Kuputuskan untuk tak menjejak di sini beberapa waktu. Aku sadar, tanpa keberanian memilih dan mempertahankan pilihan, hidup ini tak lagi bisa berjalan dalam cahaya.
Hingga batas itu kulalui dalam senyum yang kusamarkan. Aku kembali.
Bukan untuk menggali kubur memoriku.
Aku kembali untuk membuka jalan baru.
Ujianpun tiba. Tanpa harus di rencana apalagi di umumkan. Saat kau di hadirkan kembali. Dengan segala kilau yang indah.
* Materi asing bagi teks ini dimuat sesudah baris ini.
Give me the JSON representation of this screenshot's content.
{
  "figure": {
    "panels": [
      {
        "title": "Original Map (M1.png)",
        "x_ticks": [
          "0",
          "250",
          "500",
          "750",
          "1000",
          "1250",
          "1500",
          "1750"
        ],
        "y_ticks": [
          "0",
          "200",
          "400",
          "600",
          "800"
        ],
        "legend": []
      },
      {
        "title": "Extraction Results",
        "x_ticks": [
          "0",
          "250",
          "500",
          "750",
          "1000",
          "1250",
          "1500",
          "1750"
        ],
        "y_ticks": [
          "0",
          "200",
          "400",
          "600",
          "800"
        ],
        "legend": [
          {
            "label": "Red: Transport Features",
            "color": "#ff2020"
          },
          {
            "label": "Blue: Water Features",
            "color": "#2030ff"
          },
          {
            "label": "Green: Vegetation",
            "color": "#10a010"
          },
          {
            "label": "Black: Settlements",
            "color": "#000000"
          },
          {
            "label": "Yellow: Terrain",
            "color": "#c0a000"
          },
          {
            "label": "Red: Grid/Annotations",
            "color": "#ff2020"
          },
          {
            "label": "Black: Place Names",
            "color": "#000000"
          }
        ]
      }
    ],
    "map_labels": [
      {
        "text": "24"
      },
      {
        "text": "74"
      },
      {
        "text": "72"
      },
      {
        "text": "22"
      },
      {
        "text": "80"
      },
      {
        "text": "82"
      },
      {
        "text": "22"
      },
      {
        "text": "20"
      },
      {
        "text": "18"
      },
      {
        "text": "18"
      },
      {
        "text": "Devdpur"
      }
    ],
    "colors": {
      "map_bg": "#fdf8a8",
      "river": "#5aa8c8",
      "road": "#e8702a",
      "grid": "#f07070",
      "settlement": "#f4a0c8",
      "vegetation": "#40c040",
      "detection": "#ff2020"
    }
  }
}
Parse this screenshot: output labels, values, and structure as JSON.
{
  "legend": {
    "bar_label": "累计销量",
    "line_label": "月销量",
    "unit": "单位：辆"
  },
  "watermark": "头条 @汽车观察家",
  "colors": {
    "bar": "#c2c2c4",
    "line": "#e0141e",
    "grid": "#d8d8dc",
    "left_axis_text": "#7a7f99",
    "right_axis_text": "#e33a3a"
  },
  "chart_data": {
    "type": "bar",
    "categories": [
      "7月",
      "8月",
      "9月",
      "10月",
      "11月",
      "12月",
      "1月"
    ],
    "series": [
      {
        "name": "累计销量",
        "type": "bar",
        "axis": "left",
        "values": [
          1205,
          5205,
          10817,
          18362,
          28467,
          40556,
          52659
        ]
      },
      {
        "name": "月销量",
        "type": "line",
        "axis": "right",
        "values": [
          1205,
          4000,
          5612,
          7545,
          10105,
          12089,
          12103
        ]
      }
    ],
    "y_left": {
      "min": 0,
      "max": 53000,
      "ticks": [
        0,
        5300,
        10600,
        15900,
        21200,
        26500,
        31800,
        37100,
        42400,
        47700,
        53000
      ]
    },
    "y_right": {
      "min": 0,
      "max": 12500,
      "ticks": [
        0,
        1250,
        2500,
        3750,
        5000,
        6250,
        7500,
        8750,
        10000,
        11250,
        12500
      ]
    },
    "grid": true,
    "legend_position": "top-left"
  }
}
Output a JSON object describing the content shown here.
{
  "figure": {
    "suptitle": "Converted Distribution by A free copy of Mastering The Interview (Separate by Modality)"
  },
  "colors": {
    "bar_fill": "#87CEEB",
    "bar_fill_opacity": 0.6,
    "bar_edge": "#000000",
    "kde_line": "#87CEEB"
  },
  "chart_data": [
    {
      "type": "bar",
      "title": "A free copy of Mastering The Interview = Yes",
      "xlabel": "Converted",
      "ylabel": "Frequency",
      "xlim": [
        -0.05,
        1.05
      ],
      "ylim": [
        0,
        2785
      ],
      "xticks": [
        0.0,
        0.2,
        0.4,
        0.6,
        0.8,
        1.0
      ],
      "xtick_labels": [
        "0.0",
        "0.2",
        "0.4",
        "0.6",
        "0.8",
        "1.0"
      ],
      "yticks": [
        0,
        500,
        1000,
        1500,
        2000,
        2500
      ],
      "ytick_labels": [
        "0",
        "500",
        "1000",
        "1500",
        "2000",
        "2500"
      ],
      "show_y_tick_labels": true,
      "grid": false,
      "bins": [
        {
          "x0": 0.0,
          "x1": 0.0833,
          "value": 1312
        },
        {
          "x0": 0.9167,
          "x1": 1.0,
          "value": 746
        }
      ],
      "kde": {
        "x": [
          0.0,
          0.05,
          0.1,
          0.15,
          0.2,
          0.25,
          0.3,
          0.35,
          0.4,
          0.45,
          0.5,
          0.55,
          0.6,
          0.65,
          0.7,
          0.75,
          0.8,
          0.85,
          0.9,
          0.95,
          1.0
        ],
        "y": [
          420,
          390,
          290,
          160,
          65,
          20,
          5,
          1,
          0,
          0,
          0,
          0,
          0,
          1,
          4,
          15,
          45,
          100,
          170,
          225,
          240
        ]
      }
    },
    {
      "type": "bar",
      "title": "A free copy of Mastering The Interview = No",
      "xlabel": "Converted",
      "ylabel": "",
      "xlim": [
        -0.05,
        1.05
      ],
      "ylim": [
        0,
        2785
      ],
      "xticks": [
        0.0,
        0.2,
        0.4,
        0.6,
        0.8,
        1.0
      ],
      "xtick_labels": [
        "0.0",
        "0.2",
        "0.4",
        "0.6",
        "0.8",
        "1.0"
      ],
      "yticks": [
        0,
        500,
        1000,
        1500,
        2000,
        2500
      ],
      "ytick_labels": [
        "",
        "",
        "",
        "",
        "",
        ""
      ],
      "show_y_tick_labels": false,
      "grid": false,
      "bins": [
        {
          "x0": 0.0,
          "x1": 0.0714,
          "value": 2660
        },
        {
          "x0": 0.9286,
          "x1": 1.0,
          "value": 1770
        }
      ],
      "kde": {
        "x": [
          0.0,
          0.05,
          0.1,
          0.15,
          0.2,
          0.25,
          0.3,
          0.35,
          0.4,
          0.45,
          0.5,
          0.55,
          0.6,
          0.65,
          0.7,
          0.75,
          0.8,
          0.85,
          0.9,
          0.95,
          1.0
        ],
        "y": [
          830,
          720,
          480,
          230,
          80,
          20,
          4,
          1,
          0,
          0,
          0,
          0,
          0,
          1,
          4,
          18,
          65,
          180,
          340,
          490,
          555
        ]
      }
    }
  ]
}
Kembali senyumku tersungging tanpa suara. Menatapmu tanpa kututup mataku.
Aku selalu percaya, bahwa ujian datang untuk menguatkan. Untuk naik kelas.
Kilaumu meredup sendiri. Lalu perlahan menghilang dalam rinai hujanmu. Bukan rinaiku.
"Harus kuakui, kaulah hal terbaik yang pernah terjadi di hidupku. Tak tergantikan, tak termakan waktu. Rasaku tak pernah hilang sampai kapanpun." Bisikmu tanpa ragu dalam perjalanan kembalimu.
Kebenaran tak pernah terkalahkan. Walau pembuktiannya butuh perjalanan yang cukup melelahkan.
Lewat jendela ini kutitip embun hatiku. Kutiupkan cakap hatiku yang terdalam, bahwa kaupun tak pernah kulupakan.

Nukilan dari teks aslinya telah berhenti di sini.